What is different for Consumers Living in the Country

There are several issues that can be problems or blessings, they mainly stem from distance and population but there are times when attitude also matters.

Small populations mean low turnover affects supply in all but staples. If goods have a limited shelf life like fruit and vegetables this means either there is a risk they will be old and stale or merchants will not carry them because the level of waste is too high. If you have to buy a whole box of asparagus and sales are so slow you have to throw half out you can’t make money.

Low population also means less popular goods, even if durable, can be a commercial liability. This means little in the way of speciality items and merchants trying to bring up their overall turnover by keeping several classes of goods. The result can be that they don’t do any of them well.

If you have the population to support a shoe shop the chances are it will not support two so often there is no local competition. Buyers are caught between buying locally and paying higher prices and travelling a good distance to a regional centre that has several shoe stores.

Restaurants have a hard time.
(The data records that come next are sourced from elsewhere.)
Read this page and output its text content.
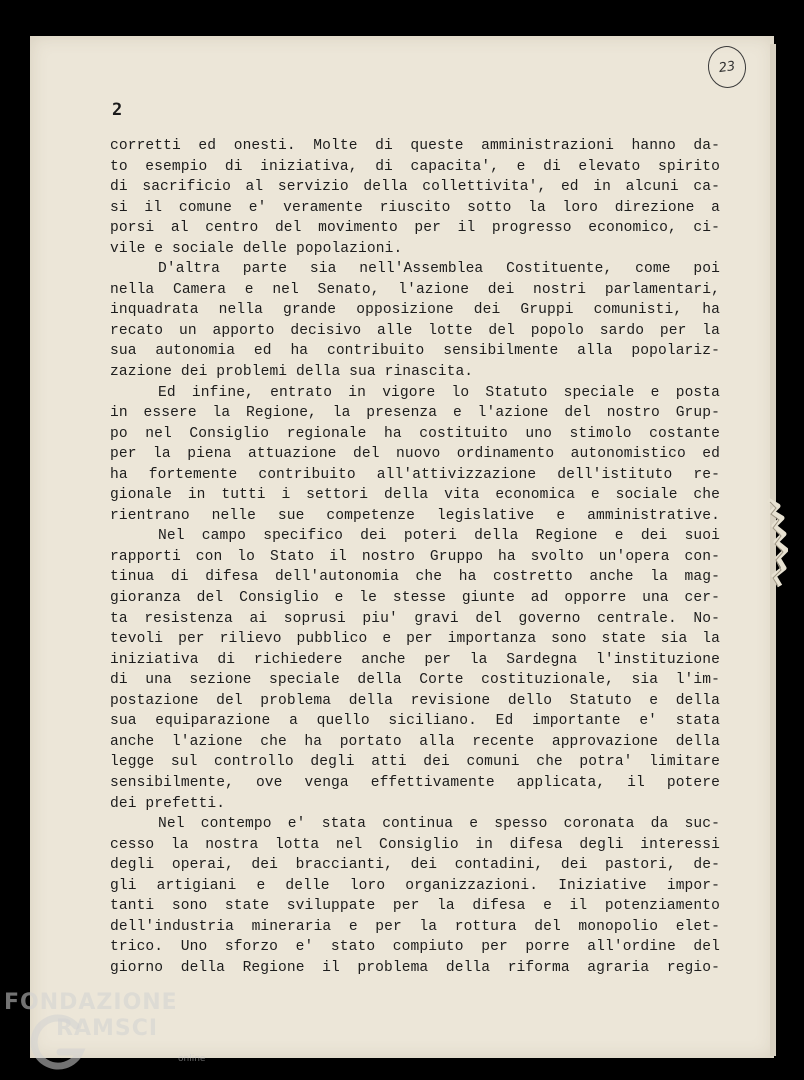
23
2
corretti ed onesti. Molte di queste amministrazioni hanno da-
to esempio di iniziativa, di capacita', e di elevato spirito
di sacrificio al servizio della collettivita', ed in alcuni ca-
si il comune e' veramente riuscito sotto la loro direzione a
porsi al centro del movimento per il progresso economico, ci-
vile e sociale delle popolazioni.
D'altra parte sia nell'Assemblea Costituente, come poi
nella Camera e nel Senato, l'azione dei nostri parlamentari,
inquadrata nella grande opposizione dei Gruppi comunisti, ha
recato un apporto decisivo alle lotte del popolo sardo per la
sua autonomia ed ha contribuito sensibilmente alla popolariz-
zazione dei problemi della sua rinascita.
Ed infine, entrato in vigore lo Statuto speciale e posta
in essere la Regione, la presenza e l'azione del nostro Grup-
po nel Consiglio regionale ha costituito uno stimolo costante
per la piena attuazione del nuovo ordinamento autonomistico ed
ha fortemente contribuito all'attivizzazione dell'istituto re-
gionale in tutti i settori della vita economica e sociale che
rientrano nelle sue competenze legislative e amministrative.
Nel campo specifico dei poteri della Regione e dei suoi
rapporti con lo Stato il nostro Gruppo ha svolto un'opera con-
tinua di difesa dell'autonomia che ha costretto anche la mag-
gioranza del Consiglio e le stesse giunte ad opporre una cer-
ta resistenza ai soprusi piu' gravi del governo centrale. No-
tevoli per rilievo pubblico e per importanza sono state sia la
iniziativa di richiedere anche per la Sardegna l'instituzione
di una sezione speciale della Corte costituzionale, sia l'im-
postazione del problema della revisione dello Statuto e della
sua equiparazione a quello siciliano. Ed importante e' stata
anche l'azione che ha portato alla recente approvazione della
legge sul controllo degli atti dei comuni che potra' limitare
sensibilmente, ove venga effettivamente applicata, il potere
dei prefetti.
Nel contempo e' stata continua e spesso coronata da suc-
cesso la nostra lotta nel Consiglio in difesa degli interessi
degli operai, dei braccianti, dei contadini, dei pastori, de-
gli artigiani e delle loro organizzazioni. Iniziative impor-
tanti sono state sviluppate per la difesa e il potenziamento
dell'industria mineraria e per la rottura del monopolio elet-
trico. Uno sforzo e' stato compiuto per porre all'ordine del
giorno della Regione il problema della riforma agraria regio-
FONDAZIONE
RAMSCI
online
The low population density is the primary problem but the residents not having the habit of eating out adds to it. Dining out is not something one does on a whim but it’s a planned expedition. The result is the quality of food often descends to the lowest common denominator (steak and chips or poor imitation Cantonese) or is only available for lunch.

Higher prices are too often blamed on distance. Sure delivery outside the metro area costs more but nowhere near as much as claimed. The other factors are lack of economies of scale, lack of competition, inefficiency and just because they can. The absurd discrepancies in (for example) fuel prices happen in the country too and they all have to pay more for haulage. In extreme cases the merchant can exploit the locals mercilessly, and worse they may not realise it, see this story.

On the plus side you live in a community. If there are only a few thousand people in the valley over a period of time it is possible to get to know a fair number of them at least by sight or by name. There is the time and the desire to get to know people and to chat. If there is a queue at the counter because the customer in front is in conversation with the merchant nobody complains, they will quietly wait their turn or join in.

“Country time” is real and it is good. It is all to do with the number of interpersonal transactions you are likely to have in a day. In the big smoke the turnover that keeps prices down prevents the merchant from saying more than an insincere “have a nice day”, the queue is too long and the human mind cannot cope with dealing with 10,000 strangers other than superficially, rather than the merchant spreading his investment in his fellow man microscopically thin there will be none at all.

Online shopping is a boon to the country. It is an extension of the old store catalog idea. The Traveller would drop off the new catalog with every new delivery and these would be scrutinised intently, before an order was placed to be delivered next time round the circuit. The web is much bigger and better and, despite many flaws, the parcel post system does work most of the time (if you are patient) and the cost is not much more in regional and nearer country areas. Truly remote areas have transport problems of another scale altogether.

So for those considering a tree change observe and study carefully before making your move as shopping (and other everyday actions) can be different.